Yes, and it is one of the easiest fixes on the whole scorecard. It is a single line added by whoever runs your website or hosting, and on services like Cloudflare it is a couple of clicks with no code at all. Hand them the 'How to fix it' section below. It is free, it takes about five minutes, and unlike some security settings it will not break anything on your site.

What does 'referrer' even mean here?

When someone clicks a link from your page to another website, their browser sends along a note saying which page they came from — that note is called the referrer. It is genuinely useful for honest analytics. The problem is that, by default, the note often includes your full page address, not just your domain name. If that address contains anything private, it gets shared too. A Referrer-Policy lets you trim the note down to just your domain, or switch it off, so nothing sensitive leaks.

Is this really worth bothering with if my site doesn't handle payments?

Almost certainly yes. You do not need a checkout to have private information in your web addresses — search boxes, contact forms, account pages, document links, and password-reset emails all routinely put data in the address bar. And even with no personal data at all, leaking your internal page paths to every outside site your visitors click hands competitors and scrapers a free map of your site. The fix costs nothing and five minutes, so there is little reason to skip it.

Could turning this on break my site or my analytics?

No. This is one of the safe headers — it only controls how much address detail is shared with other sites, not whether links work. The recommended setting still sends your domain name to outside sites, so legitimate referral analytics keep working; it just stops the full private address from going with it. There is no watch-only trial needed and nothing to test on staging first.

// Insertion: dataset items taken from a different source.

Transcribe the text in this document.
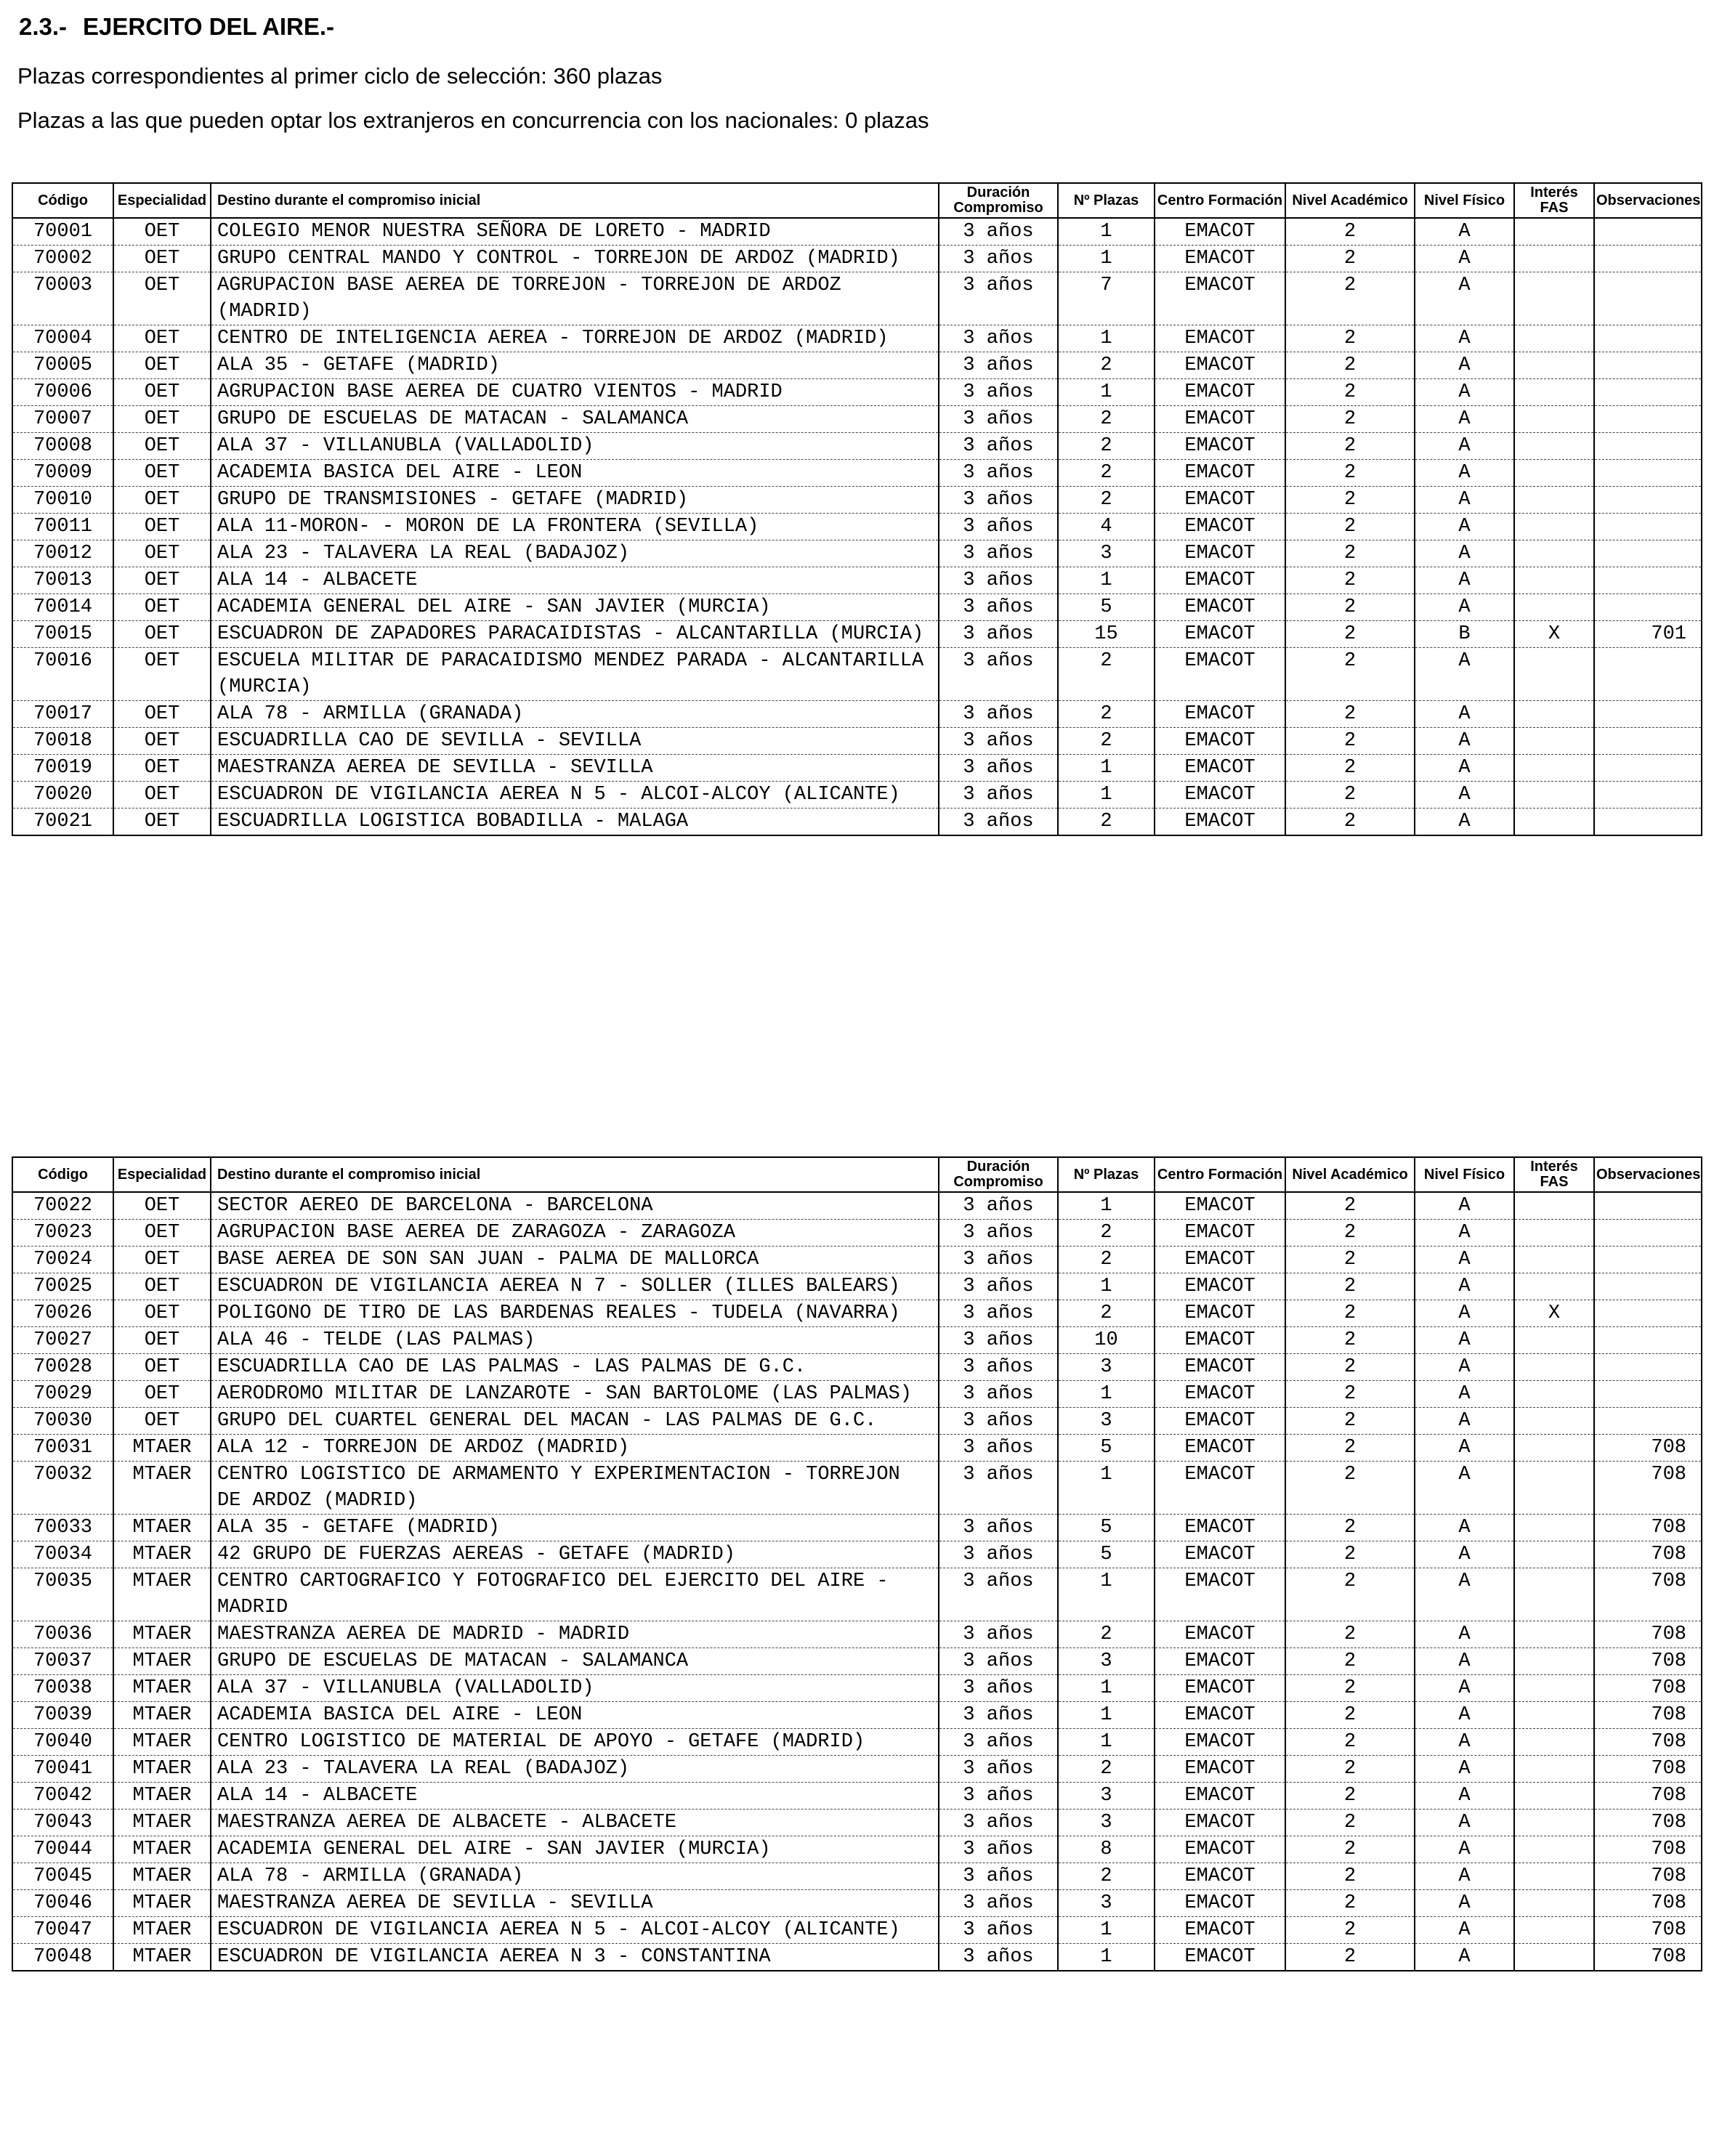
2.3.- EJERCITO DEL AIRE.-
Plazas correspondientes al primer ciclo de selección: 360 plazas
Plazas a las que pueden optar los extranjeros en concurrencia con los nacionales: 0 plazas
Código	Especialidad	Destino durante el compromiso inicial	Duración Compromiso	Nº Plazas	Centro Formación	Nivel Académico	Nivel Físico	Interés FAS	Observaciones
70001	OET	COLEGIO MENOR NUESTRA SEÑORA DE LORETO - MADRID	3 años	1	EMACOT	2	A		
70002	OET	GRUPO CENTRAL MANDO Y CONTROL - TORREJON DE ARDOZ (MADRID)	3 años	1	EMACOT	2	A		
70003	OET	AGRUPACION BASE AEREA DE TORREJON - TORREJON DE ARDOZ (MADRID)	3 años	7	EMACOT	2	A		
70004	OET	CENTRO DE INTELIGENCIA AEREA - TORREJON DE ARDOZ (MADRID)	3 años	1	EMACOT	2	A		
70005	OET	ALA 35 - GETAFE (MADRID)	3 años	2	EMACOT	2	A		
70006	OET	AGRUPACION BASE AEREA DE CUATRO VIENTOS - MADRID	3 años	1	EMACOT	2	A		
70007	OET	GRUPO DE ESCUELAS DE MATACAN - SALAMANCA	3 años	2	EMACOT	2	A		
70008	OET	ALA 37 - VILLANUBLA (VALLADOLID)	3 años	2	EMACOT	2	A		
70009	OET	ACADEMIA BASICA DEL AIRE - LEON	3 años	2	EMACOT	2	A		
70010	OET	GRUPO DE TRANSMISIONES - GETAFE (MADRID)	3 años	2	EMACOT	2	A		
70011	OET	ALA 11-MORON- - MORON DE LA FRONTERA (SEVILLA)	3 años	4	EMACOT	2	A		
70012	OET	ALA 23 - TALAVERA LA REAL (BADAJOZ)	3 años	3	EMACOT	2	A		
70013	OET	ALA 14 - ALBACETE	3 años	1	EMACOT	2	A		
70014	OET	ACADEMIA GENERAL DEL AIRE - SAN JAVIER (MURCIA)	3 años	5	EMACOT	2	A		
70015	OET	ESCUADRON DE ZAPADORES PARACAIDISTAS - ALCANTARILLA (MURCIA)	3 años	15	EMACOT	2	B	X	701
70016	OET	ESCUELA MILITAR DE PARACAIDISMO MENDEZ PARADA - ALCANTARILLA (MURCIA)	3 años	2	EMACOT	2	A		
70017	OET	ALA 78 - ARMILLA (GRANADA)	3 años	2	EMACOT	2	A		
70018	OET	ESCUADRILLA CAO DE SEVILLA - SEVILLA	3 años	2	EMACOT	2	A		
70019	OET	MAESTRANZA AEREA DE SEVILLA - SEVILLA	3 años	1	EMACOT	2	A		
70020	OET	ESCUADRON DE VIGILANCIA AEREA N 5 - ALCOI-ALCOY (ALICANTE)	3 años	1	EMACOT	2	A		
70021	OET	ESCUADRILLA LOGISTICA BOBADILLA - MALAGA	3 años	2	EMACOT	2	A		
Código	Especialidad	Destino durante el compromiso inicial	Duración Compromiso	Nº Plazas	Centro Formación	Nivel Académico	Nivel Físico	Interés FAS	Observaciones
70022	OET	SECTOR AEREO DE BARCELONA - BARCELONA	3 años	1	EMACOT	2	A		
70023	OET	AGRUPACION BASE AEREA DE ZARAGOZA - ZARAGOZA	3 años	2	EMACOT	2	A		
70024	OET	BASE AEREA DE SON SAN JUAN - PALMA DE MALLORCA	3 años	2	EMACOT	2	A		
70025	OET	ESCUADRON DE VIGILANCIA AEREA N 7 - SOLLER (ILLES BALEARS)	3 años	1	EMACOT	2	A		
70026	OET	POLIGONO DE TIRO DE LAS BARDENAS REALES - TUDELA (NAVARRA)	3 años	2	EMACOT	2	A	X	
70027	OET	ALA 46 - TELDE (LAS PALMAS)	3 años	10	EMACOT	2	A		
70028	OET	ESCUADRILLA CAO DE LAS PALMAS - LAS PALMAS DE G.C.	3 años	3	EMACOT	2	A		
70029	OET	AERODROMO MILITAR DE LANZAROTE - SAN BARTOLOME (LAS PALMAS)	3 años	1	EMACOT	2	A		
70030	OET	GRUPO DEL CUARTEL GENERAL DEL MACAN - LAS PALMAS DE G.C.	3 años	3	EMACOT	2	A		
70031	MTAER	ALA 12 - TORREJON DE ARDOZ (MADRID)	3 años	5	EMACOT	2	A		708
70032	MTAER	CENTRO LOGISTICO DE ARMAMENTO Y EXPERIMENTACION - TORREJON DE ARDOZ (MADRID)	3 años	1	EMACOT	2	A		708
70033	MTAER	ALA 35 - GETAFE (MADRID)	3 años	5	EMACOT	2	A		708
70034	MTAER	42 GRUPO DE FUERZAS AEREAS - GETAFE (MADRID)	3 años	5	EMACOT	2	A		708
70035	MTAER	CENTRO CARTOGRAFICO Y FOTOGRAFICO DEL EJERCITO DEL AIRE - MADRID	3 años	1	EMACOT	2	A		708
70036	MTAER	MAESTRANZA AEREA DE MADRID - MADRID	3 años	2	EMACOT	2	A		708
70037	MTAER	GRUPO DE ESCUELAS DE MATACAN - SALAMANCA	3 años	3	EMACOT	2	A		708
70038	MTAER	ALA 37 - VILLANUBLA (VALLADOLID)	3 años	1	EMACOT	2	A		708
70039	MTAER	ACADEMIA BASICA DEL AIRE - LEON	3 años	1	EMACOT	2	A		708
70040	MTAER	CENTRO LOGISTICO DE MATERIAL DE APOYO - GETAFE (MADRID)	3 años	1	EMACOT	2	A		708
70041	MTAER	ALA 23 - TALAVERA LA REAL (BADAJOZ)	3 años	2	EMACOT	2	A		708
70042	MTAER	ALA 14 - ALBACETE	3 años	3	EMACOT	2	A		708
70043	MTAER	MAESTRANZA AEREA DE ALBACETE - ALBACETE	3 años	3	EMACOT	2	A		708
70044	MTAER	ACADEMIA GENERAL DEL AIRE - SAN JAVIER (MURCIA)	3 años	8	EMACOT	2	A		708
70045	MTAER	ALA 78 - ARMILLA (GRANADA)	3 años	2	EMACOT	2	A		708
70046	MTAER	MAESTRANZA AEREA DE SEVILLA - SEVILLA	3 años	3	EMACOT	2	A		708
70047	MTAER	ESCUADRON DE VIGILANCIA AEREA N 5 - ALCOI-ALCOY (ALICANTE)	3 años	1	EMACOT	2	A		708
70048	MTAER	ESCUADRON DE VIGILANCIA AEREA N 3 - CONSTANTINA	3 años	1	EMACOT	2	A		708
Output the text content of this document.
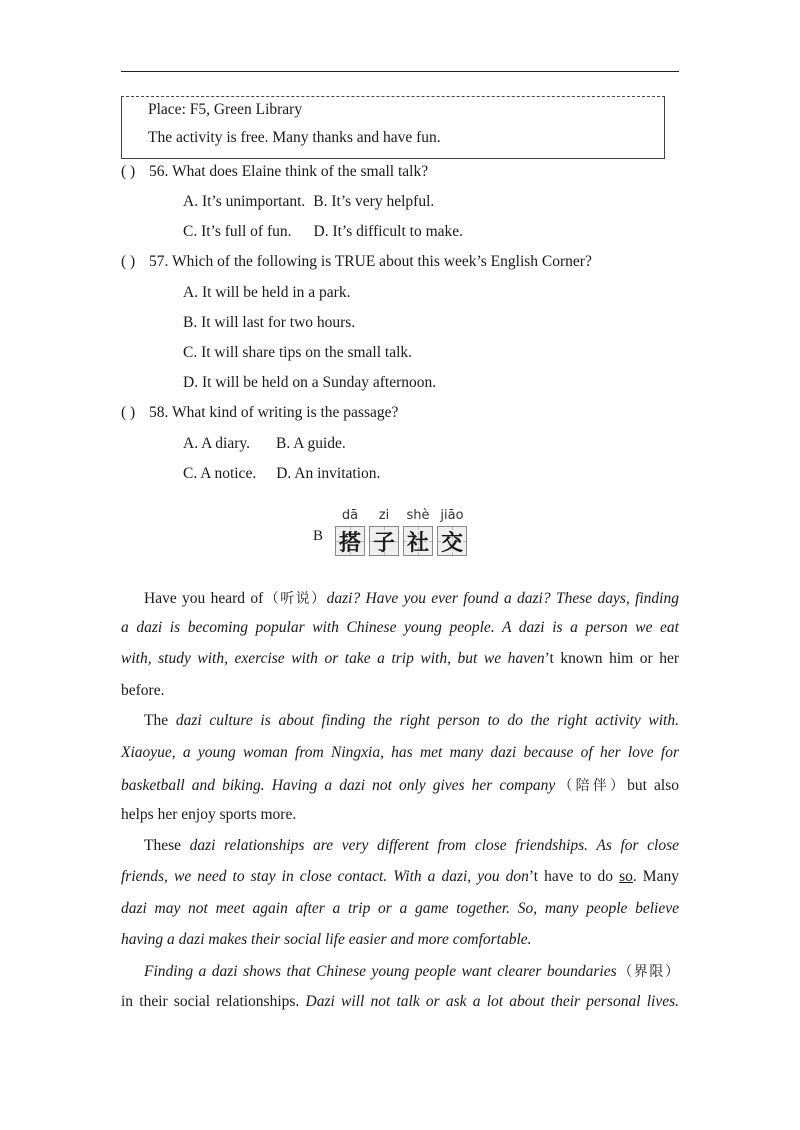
Place: F5, Green Library
The activity is free. Many thanks and have fun.
( ) 56. What does Elaine think of the small talk?
A. It’s unimportant. B. It’s very helpful.
C. It’s full of fun. D. It’s difficult to make.
( ) 57. Which of the following is TRUE about this week’s English Corner?
A. It will be held in a park.
B. It will last for two hours.
C. It will share tips on the small talk.
D. It will be held on a Sunday afternoon.
( ) 58. What kind of writing is the passage?
A. A diary. B. A guide.
C. A notice. D. An invitation.
B
dā
搭
zi
子
shè
社
jiāo
交
Have you heard of（听说）dazi? Have you ever found a dazi? These days, finding
a dazi is becoming popular with Chinese young people. A dazi is a person we eat
with, study with, exercise with or take a trip with, but we haven’t known him or her
before.
The dazi culture is about finding the right person to do the right activity with.
Xiaoyue, a young woman from Ningxia, has met many dazi because of her love for
basketball and biking. Having a dazi not only gives her company（陪伴）but also
helps her enjoy sports more.
These dazi relationships are very different from close friendships. As for close
friends, we need to stay in close contact. With a dazi, you don’t have to do so. Many
dazi may not meet again after a trip or a game together. So, many people believe
having a dazi makes their social life easier and more comfortable.
Finding a dazi shows that Chinese young people want clearer boundaries（界限）
in their social relationships. Dazi will not talk or ask a lot about their personal lives.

Is this a privacy-law issue or just a nice-to-have?

It can be a genuine compliance issue. Data-protection rules require you to collect and share only the minimum personal data needed, and to know who your data goes to. If your addresses carry personal identifiers and you leak them to advertisers or analytics firms with no agreement in place, that is a data-minimisation failure auditors and regulators recognise. For most businesses this header is a cheap, concrete way to close that gap.

Does this affect our grade, or is it just advice?

It affects your grade. The Referrer-Policy check is graded and worth up to 15 points in the Web Security category. A missing header is marked medium severity. Note one trap: setting the header to a permissive value such as 'unsafe-url' or 'no-referrer-when-downgrade' scores zero — the same as having no header at all — because those values still leak the full address. To earn the points you need a properly restrictive value like 'strict-origin-when-cross-origin'.